TIP: Click on subject to list as thread! ANSI
echo: funny
to: George Pope
from: Daryl Stout
date: 2021-05-28 12:56:00
subject: Re: Metric Dozen

George,

 GP> Yup, plus I just don't want the hassle. . .

  Yeah, you don't want to have to laundry any more than necessary.

 GP> Until my adult stepdaughter moved in, I'd gone 12 years hardly ever
 GP> dressed (only if going out, or home support person in that day)

  Being home alone is where you can poop with the door open. 

 GP> Someone asked an Australian MP: Why did England send America all their
 GP> Puritans & then their murderers to Australia?
 GP> The MP answered, "We won first choice."

  Really.

 GP> The sugar could cause crystals in your kidneys (& type 2 diabetes)

  I'm pre-type 2 -- the A1C was 5.7 last September. But, since my clinic was
closed from significant water damage from 2 back to back snowstorms this
winter, and the time needed with the COVID-19 shots, I haven't had the full
blood work or complete physical done. I've been trying to get the mess with
the bathrooms fixed before I worry about that.

 GP> Nort me -- my head stays out in the open -- I'd suffocate in there, if
 GP> the poison gas(methane) didn't kill me first!

  Green haze risin', o'er the horizon. :P

 >   Getting old is NOT for sissies.

 GP> They get it, too -- it's a equal opportunity disabler!

  That's what so many refuse to realize or accept.

 >   That's the economy version of Playboy. 

 GP> Yup, good ol' National Pornographic -- we rushed to the school library
 GP> on the day the new issue arrived -- this was in grade 5 for me!

  Or like in Mad Magazine years ago...there was a newsstand selling Playboy,
and someone had used graffitti to make it read "If you enjoy self Play, boy
this magazine will sure help". :P I saw where Larry Flynt, who started Hustler
magazine, died recently.

 GP> Gramps retorted, "Shows how little you doctors know -- my right knee is
 GP> likewise 80 years old, but it don't hurt!"

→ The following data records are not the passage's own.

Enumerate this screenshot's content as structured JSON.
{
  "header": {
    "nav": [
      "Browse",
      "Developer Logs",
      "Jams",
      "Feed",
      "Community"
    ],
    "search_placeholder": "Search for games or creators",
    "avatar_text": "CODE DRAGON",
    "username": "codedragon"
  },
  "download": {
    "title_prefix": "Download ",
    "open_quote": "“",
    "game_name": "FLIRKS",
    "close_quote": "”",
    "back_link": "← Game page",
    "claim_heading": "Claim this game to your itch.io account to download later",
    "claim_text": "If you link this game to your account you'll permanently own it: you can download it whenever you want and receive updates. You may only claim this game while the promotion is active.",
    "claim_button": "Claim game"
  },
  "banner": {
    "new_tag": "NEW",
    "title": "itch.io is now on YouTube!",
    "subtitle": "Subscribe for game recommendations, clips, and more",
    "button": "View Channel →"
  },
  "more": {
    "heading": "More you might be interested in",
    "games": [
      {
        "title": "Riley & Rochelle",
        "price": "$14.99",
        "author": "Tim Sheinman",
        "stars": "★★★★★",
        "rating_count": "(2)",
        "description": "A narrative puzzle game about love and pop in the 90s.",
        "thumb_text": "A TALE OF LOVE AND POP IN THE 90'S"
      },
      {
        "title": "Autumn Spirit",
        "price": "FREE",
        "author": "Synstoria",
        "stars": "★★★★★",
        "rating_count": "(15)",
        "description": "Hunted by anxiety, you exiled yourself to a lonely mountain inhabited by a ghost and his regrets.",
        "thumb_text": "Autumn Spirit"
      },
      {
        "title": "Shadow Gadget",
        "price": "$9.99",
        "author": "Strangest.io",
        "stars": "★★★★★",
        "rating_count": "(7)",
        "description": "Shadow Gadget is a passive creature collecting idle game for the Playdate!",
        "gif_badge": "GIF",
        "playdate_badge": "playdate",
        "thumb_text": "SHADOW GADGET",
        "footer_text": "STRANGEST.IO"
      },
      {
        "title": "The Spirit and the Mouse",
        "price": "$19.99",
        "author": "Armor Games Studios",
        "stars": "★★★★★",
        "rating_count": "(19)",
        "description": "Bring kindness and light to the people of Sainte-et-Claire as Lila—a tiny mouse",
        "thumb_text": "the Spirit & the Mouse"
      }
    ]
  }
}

  I'll bet he still had to pay the doctor $250.

 GP> Written by scifi author Dr. Isaac Asimov:
 GP> (tune of "Home on the Range")

  Darn...now a second tune in my head today. :P

 GP> My evil clone is trying to attack me.
 GP> But I probably shouldn’t beat myself up over it.

  Or the scientist who created a clone, but the creature was
cussing, and getting the scientist in trouble. So the scientist
pushed the creature out of a high rise window to his death.
Unfortunately, his deed was seen, and he was arrested, tried,
and convicted for "making an obscene clone fall". 

 GP> Q: What’s a clones favorite letter?
 GP> A: W

  UU is the redneck version. 

 GP> Me: "I'm going to clone myself"
 GP> Dad: "that would be just like you".

  Talk about an evil twin.

Daryl

... I had a rock garden. Last week, three of them died.